Prime examples are the big cargo arms of China Airlines and Korean Air, which hauled their respective carriers into profit for the second quarter, a period in which most other airlines slid deep into the red.
Cargo specialists have also done well, with their benefits extending from the demand side to costs as well, especially in the aftermarket.
U.S.-based Atlas Air Worldwide, for example, has seen a big window for aircraft and engine overhauls open up as passenger carriers pause non-essential maintenance.
“So there's slot availability,” noted Spencer Schwartz, Atlas’s chief financial officer, on a recent earnings call, adding: “We are being offered discounts that we can take advantage of, and so we're performing maintenance at lower costs, and so we're saving quite a bit on that.”
To take full advantage of the situation, Atlas is moving forward a significant chunk of maintenance planned for 2021 into this year, and now expects its 2021 maintenance costs to be $60 million lower than in 2020.
“We previously expected 2021 to be a very heavy year in terms of engine overhaul and airframe check requirements.

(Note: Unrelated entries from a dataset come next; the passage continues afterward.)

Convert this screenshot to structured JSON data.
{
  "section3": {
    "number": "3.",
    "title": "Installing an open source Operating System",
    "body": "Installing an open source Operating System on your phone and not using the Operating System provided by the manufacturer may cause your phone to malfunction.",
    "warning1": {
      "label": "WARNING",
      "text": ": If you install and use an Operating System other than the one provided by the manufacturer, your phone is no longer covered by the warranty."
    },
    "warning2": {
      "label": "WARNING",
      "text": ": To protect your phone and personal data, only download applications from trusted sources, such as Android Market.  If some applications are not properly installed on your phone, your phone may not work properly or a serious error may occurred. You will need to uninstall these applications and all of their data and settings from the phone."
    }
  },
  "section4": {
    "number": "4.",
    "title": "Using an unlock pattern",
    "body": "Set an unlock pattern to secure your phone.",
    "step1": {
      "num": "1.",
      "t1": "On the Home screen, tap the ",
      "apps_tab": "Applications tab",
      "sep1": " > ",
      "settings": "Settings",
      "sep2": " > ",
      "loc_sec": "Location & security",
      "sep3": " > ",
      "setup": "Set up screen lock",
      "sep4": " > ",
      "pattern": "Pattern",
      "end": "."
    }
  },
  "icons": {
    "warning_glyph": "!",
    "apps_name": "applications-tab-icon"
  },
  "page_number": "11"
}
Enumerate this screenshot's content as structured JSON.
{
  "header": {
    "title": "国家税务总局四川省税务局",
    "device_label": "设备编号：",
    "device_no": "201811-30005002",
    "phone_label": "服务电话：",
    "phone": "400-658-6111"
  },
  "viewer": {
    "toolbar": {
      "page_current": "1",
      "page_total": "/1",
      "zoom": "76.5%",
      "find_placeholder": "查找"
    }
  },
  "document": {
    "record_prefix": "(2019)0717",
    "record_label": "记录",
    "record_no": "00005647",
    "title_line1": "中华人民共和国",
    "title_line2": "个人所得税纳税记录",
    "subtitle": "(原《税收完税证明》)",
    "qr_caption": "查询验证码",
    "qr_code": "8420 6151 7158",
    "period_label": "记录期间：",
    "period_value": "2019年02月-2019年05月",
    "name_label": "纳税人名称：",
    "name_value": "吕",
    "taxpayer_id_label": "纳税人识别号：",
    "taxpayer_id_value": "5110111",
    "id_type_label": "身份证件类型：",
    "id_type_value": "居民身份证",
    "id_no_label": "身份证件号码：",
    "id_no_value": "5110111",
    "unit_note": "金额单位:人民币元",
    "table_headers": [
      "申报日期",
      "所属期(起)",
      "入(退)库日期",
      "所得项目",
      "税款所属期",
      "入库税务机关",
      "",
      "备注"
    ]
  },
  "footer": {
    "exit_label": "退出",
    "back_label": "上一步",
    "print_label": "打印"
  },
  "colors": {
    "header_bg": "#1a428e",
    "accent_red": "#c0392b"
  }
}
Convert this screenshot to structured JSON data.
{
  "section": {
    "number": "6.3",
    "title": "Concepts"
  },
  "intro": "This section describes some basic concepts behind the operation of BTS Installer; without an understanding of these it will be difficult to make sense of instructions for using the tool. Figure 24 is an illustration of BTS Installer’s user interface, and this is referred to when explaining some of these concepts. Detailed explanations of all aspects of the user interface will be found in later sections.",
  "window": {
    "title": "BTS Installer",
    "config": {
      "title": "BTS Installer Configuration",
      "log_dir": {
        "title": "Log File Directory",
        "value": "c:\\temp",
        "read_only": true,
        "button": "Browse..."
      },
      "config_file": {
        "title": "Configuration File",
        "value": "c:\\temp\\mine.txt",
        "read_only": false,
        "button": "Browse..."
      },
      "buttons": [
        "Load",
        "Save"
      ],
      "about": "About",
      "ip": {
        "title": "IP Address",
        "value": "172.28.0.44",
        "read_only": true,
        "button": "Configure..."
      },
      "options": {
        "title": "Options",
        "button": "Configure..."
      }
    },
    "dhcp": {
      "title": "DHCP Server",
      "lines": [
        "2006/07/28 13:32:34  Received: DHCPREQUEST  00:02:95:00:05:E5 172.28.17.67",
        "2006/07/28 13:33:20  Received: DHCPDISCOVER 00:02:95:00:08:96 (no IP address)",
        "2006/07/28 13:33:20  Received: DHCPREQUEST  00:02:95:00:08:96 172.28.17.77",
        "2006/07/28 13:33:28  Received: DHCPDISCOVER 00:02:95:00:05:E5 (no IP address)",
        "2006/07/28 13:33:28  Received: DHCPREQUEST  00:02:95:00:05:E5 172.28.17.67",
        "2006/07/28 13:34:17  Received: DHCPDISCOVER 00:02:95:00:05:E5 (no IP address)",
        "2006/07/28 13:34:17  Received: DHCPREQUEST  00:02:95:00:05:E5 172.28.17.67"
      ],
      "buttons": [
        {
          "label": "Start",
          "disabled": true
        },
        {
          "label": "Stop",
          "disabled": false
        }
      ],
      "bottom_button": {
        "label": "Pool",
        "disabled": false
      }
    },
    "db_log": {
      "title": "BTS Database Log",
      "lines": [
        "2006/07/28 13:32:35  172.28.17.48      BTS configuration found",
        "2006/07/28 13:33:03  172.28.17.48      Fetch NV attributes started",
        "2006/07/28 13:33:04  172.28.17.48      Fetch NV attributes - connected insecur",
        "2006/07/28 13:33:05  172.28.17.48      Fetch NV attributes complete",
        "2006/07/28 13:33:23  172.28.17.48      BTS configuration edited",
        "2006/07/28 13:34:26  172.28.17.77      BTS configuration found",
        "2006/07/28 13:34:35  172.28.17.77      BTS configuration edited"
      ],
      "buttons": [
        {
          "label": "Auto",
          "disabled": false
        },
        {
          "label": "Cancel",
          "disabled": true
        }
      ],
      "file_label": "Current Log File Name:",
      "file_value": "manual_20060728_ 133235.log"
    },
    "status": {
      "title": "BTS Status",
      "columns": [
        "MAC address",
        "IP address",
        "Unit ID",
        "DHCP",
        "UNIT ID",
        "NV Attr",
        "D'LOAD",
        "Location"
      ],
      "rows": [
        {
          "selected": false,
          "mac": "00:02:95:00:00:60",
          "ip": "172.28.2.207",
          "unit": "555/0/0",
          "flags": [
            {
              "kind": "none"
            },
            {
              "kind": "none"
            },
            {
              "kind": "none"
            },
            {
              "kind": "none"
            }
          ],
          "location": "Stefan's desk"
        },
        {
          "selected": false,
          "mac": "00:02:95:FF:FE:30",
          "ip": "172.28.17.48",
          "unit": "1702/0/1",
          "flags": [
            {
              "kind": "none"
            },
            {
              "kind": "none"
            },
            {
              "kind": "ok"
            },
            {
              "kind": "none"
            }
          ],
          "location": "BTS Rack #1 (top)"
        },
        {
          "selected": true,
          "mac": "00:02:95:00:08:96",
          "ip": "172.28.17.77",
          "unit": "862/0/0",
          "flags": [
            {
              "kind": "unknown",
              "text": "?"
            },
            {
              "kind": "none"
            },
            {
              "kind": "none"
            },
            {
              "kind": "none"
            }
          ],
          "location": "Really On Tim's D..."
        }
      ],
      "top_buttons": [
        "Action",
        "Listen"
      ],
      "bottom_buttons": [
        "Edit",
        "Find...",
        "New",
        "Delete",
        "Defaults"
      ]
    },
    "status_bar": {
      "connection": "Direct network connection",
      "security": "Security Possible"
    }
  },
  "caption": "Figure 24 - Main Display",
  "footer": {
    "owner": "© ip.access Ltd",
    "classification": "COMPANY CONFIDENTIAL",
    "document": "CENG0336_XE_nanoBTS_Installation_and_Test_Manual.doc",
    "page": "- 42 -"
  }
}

And as we've talked about, we had an opportunity to accelerate some of the engine inductions into this year, into 2020, to take advantage of the slot availability and the opportunities for vendor pricing discounts,” said Schwartz.
Rival U.S. cargo specialist Air Transport Services (ATSG) will also boost maintenance of its fleet this year, although it is not as well positioned to benefit as it runs its own MRO operations, which because of the crisis have experienced a drop in third-party business.
“Our maintenance group did a lot of work for passenger airlines for Delta, for United, for Frontier, Allegiant, carriers like that, and they had aircraft in the hangar and they had aircraft scheduled for the remainder of the year. Those dried up, obviously, because those airplanes have been parked,” noted Rich Corrado, president and chief executive of ATSG.
Corrado added that ATSG had replaced the slots with its own aircraft.